Should I go with HP?
It’s important to always read the documentation attached to any loan agreement. HP is a good way to finance your new van if:
- It’s important that you own your new van outright
- You don’t like changing your vans on a regular basis
- You cover a lot of miles per year
Bad Credit? We can help
Poor credit certainly isn’t stopping drivers across the UK so why should it stop you? In fact, HP is one of the best options for people with a poor credit score.
Yes, your monthly payments may be slightly higher, but you will own the van at the end of your payment term. Ensuring you make your payments each month could also help improve your credit score.

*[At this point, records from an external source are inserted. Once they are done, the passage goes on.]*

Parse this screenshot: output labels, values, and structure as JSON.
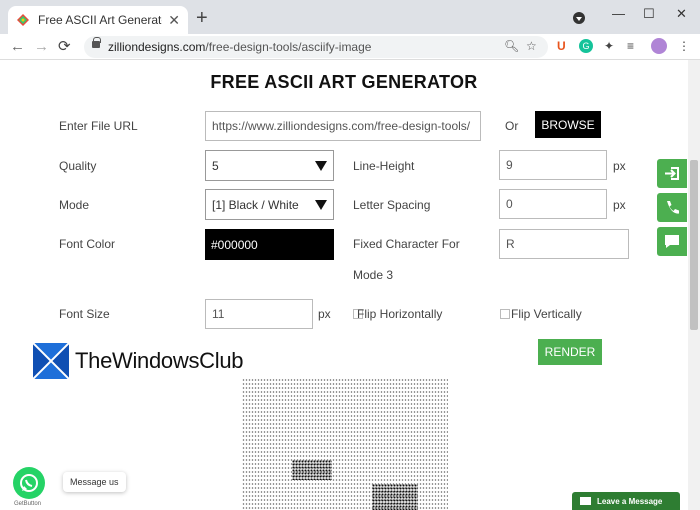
{
  "browser": {
    "tab_title": "Free ASCII Art Generator by Zillio",
    "url_host": "zilliondesigns.com",
    "url_path": "/free-design-tools/asciify-image"
  },
  "page": {
    "title": "FREE ASCII ART GENERATOR",
    "file_url_label": "Enter File URL",
    "file_url_value": "https://www.zilliondesigns.com/free-design-tools/",
    "or_label": "Or",
    "browse_label": "BROWSE",
    "quality_label": "Quality",
    "quality_value": "5",
    "line_height_label": "Line-Height",
    "line_height_value": "9",
    "line_height_unit": "px",
    "mode_label": "Mode",
    "mode_value": "[1] Black / White",
    "letter_spacing_label": "Letter Spacing",
    "letter_spacing_value": "0",
    "letter_spacing_unit": "px",
    "font_color_label": "Font Color",
    "font_color_value": "#000000",
    "fixed_char_label_1": "Fixed Character For",
    "fixed_char_label_2": "Mode 3",
    "fixed_char_value": "R",
    "font_size_label": "Font Size",
    "font_size_value": "11",
    "font_size_unit": "px",
    "flip_h_label": "Flip Horizontally",
    "flip_v_label": "Flip Vertically",
    "render_label": "RENDER"
  },
  "watermark": {
    "text": "TheWindowsClub"
  },
  "widgets": {
    "message_us": "Message us",
    "getbutton": "GetButton",
    "leave_message": "Leave a Message"
  },
  "colors": {
    "accent_green": "#4caf50",
    "chat_green": "#2e7d32",
    "whatsapp": "#25d366"
  }
}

Here at VanFinanced, we work with a range of lenders to ensure we can help drivers with a variety of credit histories get into a new used van. And that most definitely includes those with a poor credit score.
and Pro’sCon’s of HP
Most vans in the UK are sold on some form of credit scheme. It helps break down the cost of getting you on the road in the van you really want. HP is a good option, but may not be right for you so we’ve broken down the pro’s and con’s for you below:
Pro’s
- Following the completion of your payment plan, you will own the van
- Typically, there are no mileage limitations
- There is no nasty balloon payment at the end of the term
- You can borrow the money and pay back over 1 to 5 years
Con’s
- Monthly payments are typically higher because there is no balloon payment
The lender may authorise the sale or modification of the vehicle during the term
- All payments must be made before you own the van
- A guaranteed future value is not in place like it can be with PCP
So what about HP vs. Leasing?
It’s a very common question and although we don’t offer leasing, it could still be the right option for you. Before you make a decision, think about a couple of points…

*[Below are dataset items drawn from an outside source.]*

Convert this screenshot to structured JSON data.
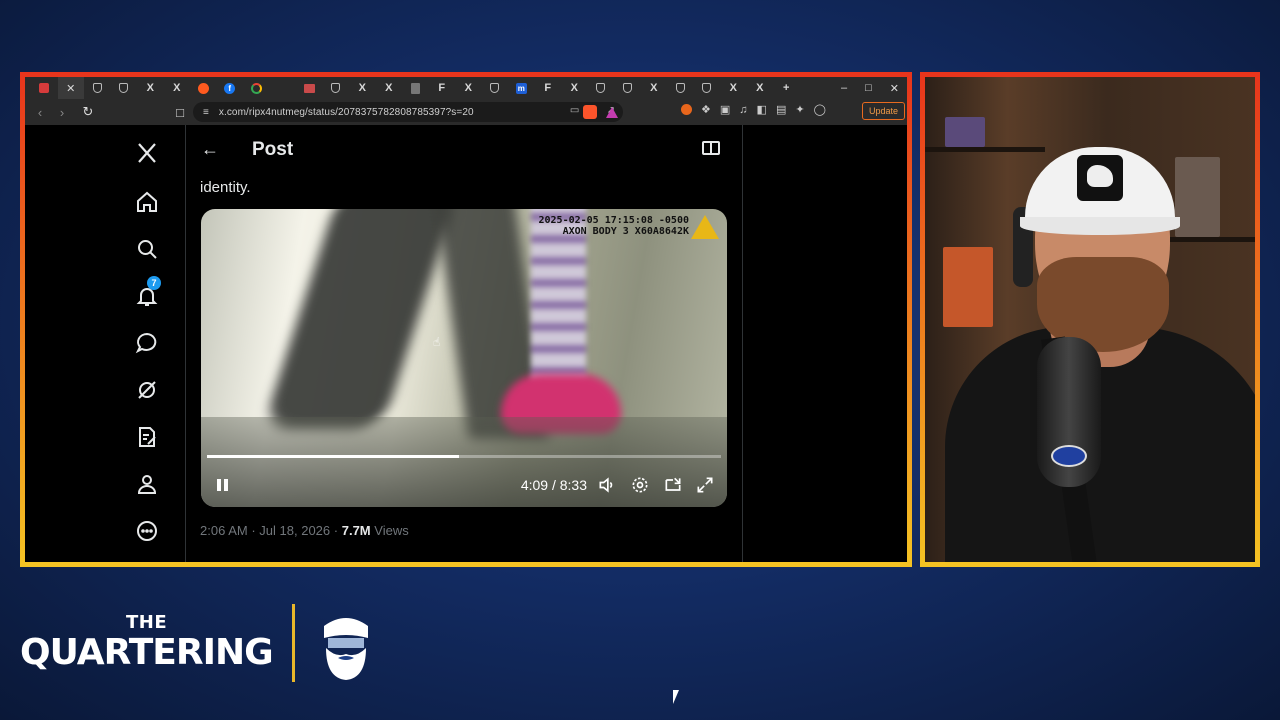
{
  "browser": {
    "tabs": [
      {
        "icon": "red-square-icon",
        "label": ""
      },
      {
        "icon": "close-x-icon",
        "label": "✕"
      },
      {
        "icon": "shield-icon",
        "label": ""
      },
      {
        "icon": "shield-icon",
        "label": ""
      },
      {
        "icon": "x-logo-icon",
        "label": "X"
      },
      {
        "icon": "x-logo-icon",
        "label": "X"
      },
      {
        "icon": "reddit-icon",
        "label": ""
      },
      {
        "icon": "facebook-icon",
        "label": "f"
      },
      {
        "icon": "google-icon",
        "label": ""
      },
      {
        "icon": "",
        "label": ""
      },
      {
        "icon": "picture-icon",
        "label": ""
      },
      {
        "icon": "shield-icon",
        "label": ""
      },
      {
        "icon": "x-logo-icon",
        "label": "X"
      },
      {
        "icon": "x-logo-icon",
        "label": "X"
      },
      {
        "icon": "document-icon",
        "label": ""
      },
      {
        "icon": "f-logo-icon",
        "label": "F"
      },
      {
        "icon": "x-logo-icon",
        "label": "X"
      },
      {
        "icon": "shield-icon",
        "label": ""
      },
      {
        "icon": "m-logo-icon",
        "label": "m"
      },
      {
        "icon": "f-logo-icon",
        "label": "F"
      },
      {
        "icon": "x-logo-icon",
        "label": "X"
      },
      {
        "icon": "shield-icon",
        "label": ""
      },
      {
        "icon": "shield-icon",
        "label": ""
      },
      {
        "icon": "x-logo-icon",
        "label": "X"
      },
      {
        "icon": "shield-icon",
        "label": ""
      },
      {
        "icon": "shield-icon",
        "label": ""
      },
      {
        "icon": "x-logo-icon",
        "label": "X"
      },
      {
        "icon": "x-logo-icon",
        "label": "X"
      },
      {
        "icon": "new-tab-icon",
        "label": "+"
      }
    ],
    "window_controls": {
      "minimize": "–",
      "maximize": "□",
      "close": "✕"
    },
    "url": "x.com/ripx4nutmeg/status/2078375782808785397?s=20",
    "update_label": "Update",
    "accent": "#e86a1f"
  },
  "x_page": {
    "header_title": "Post",
    "nav": {
      "notifications_count": "7",
      "items": [
        "home-icon",
        "search-icon",
        "notifications-icon",
        "messages-icon",
        "grok-icon",
        "drafts-icon",
        "profile-icon",
        "more-icon"
      ]
    },
    "post_text": "identity.",
    "video": {
      "timestamp_line1": "2025-02-05 17:15:08 -0500",
      "timestamp_line2": "AXON BODY 3 X60A8642K",
      "time_display": "4:09 / 8:33",
      "progress_fraction": 0.49
    },
    "meta": {
      "time": "2:06 AM",
      "sep": "·",
      "date": "Jul 18, 2026",
      "views_count": "7.7M",
      "views_label": "Views"
    },
    "link_color": "#1d9bf0"
  },
  "branding": {
    "the": "THE",
    "quartering": "QUARTERING",
    "divider_color": "#e8b72a"
  },
  "frame_gradient": [
    "#e8341c",
    "#ee7d1e",
    "#f4c323"
  ]
}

Do you like to own your vans outright?
If this is a major factor in your van buying journey, then HP is a great option. You will own your van at the end of the payment term. If you prefer to change your van more frequently and owning the van is of less importance, then leasing may be a better option.

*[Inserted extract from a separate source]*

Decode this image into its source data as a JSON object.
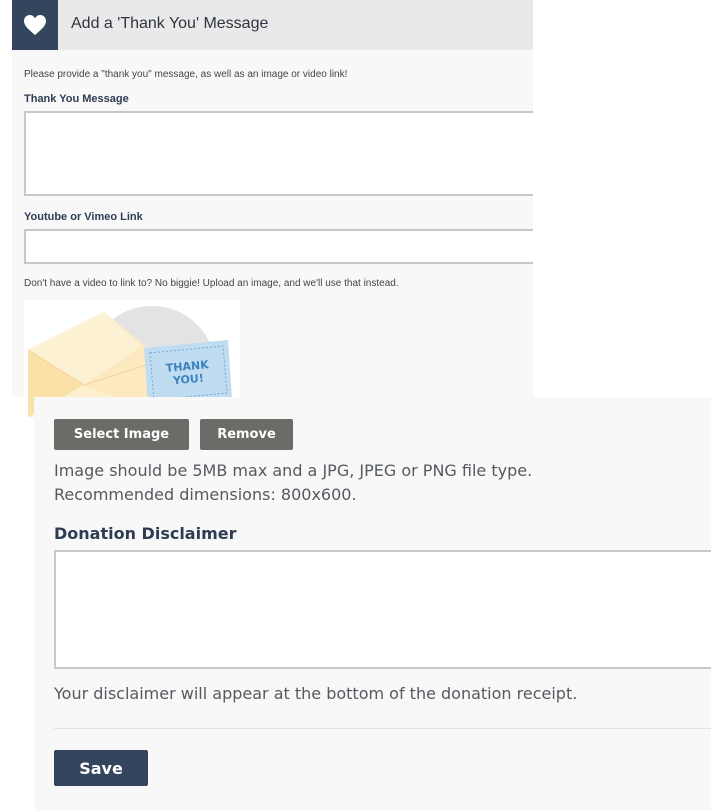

Leasing may come with restrictions.
If you don’t want to be limited on the miles you drive, then leasing is possibly not the option for you. You may also find tight restrictions on the condition of the van upon its return, with fees potentially being applied.
It may be that neither of these options are right for you, but luckily there is a third option that sits somewhere in the middle. This option is called PCP.
What about a personal loan?
Are you thinking about a personal loan for your next van purchase? There are a couple of points you need to be aware of.
How important is owning the van quickly?
Van ownership is something that applies to both HP and Personal Loan options. The difference being that with a personal loan, you own the van as soon as you pay the seller. You can also sell or modify the van whenever you wish without permission from a third party.
This luxury comes at a cost…
Personal loans can often come with a higher interest rate than other finance options, including HP. This means your monthly payments may be pushed beyond your budget, with the total amount payable potentially being considerably higher.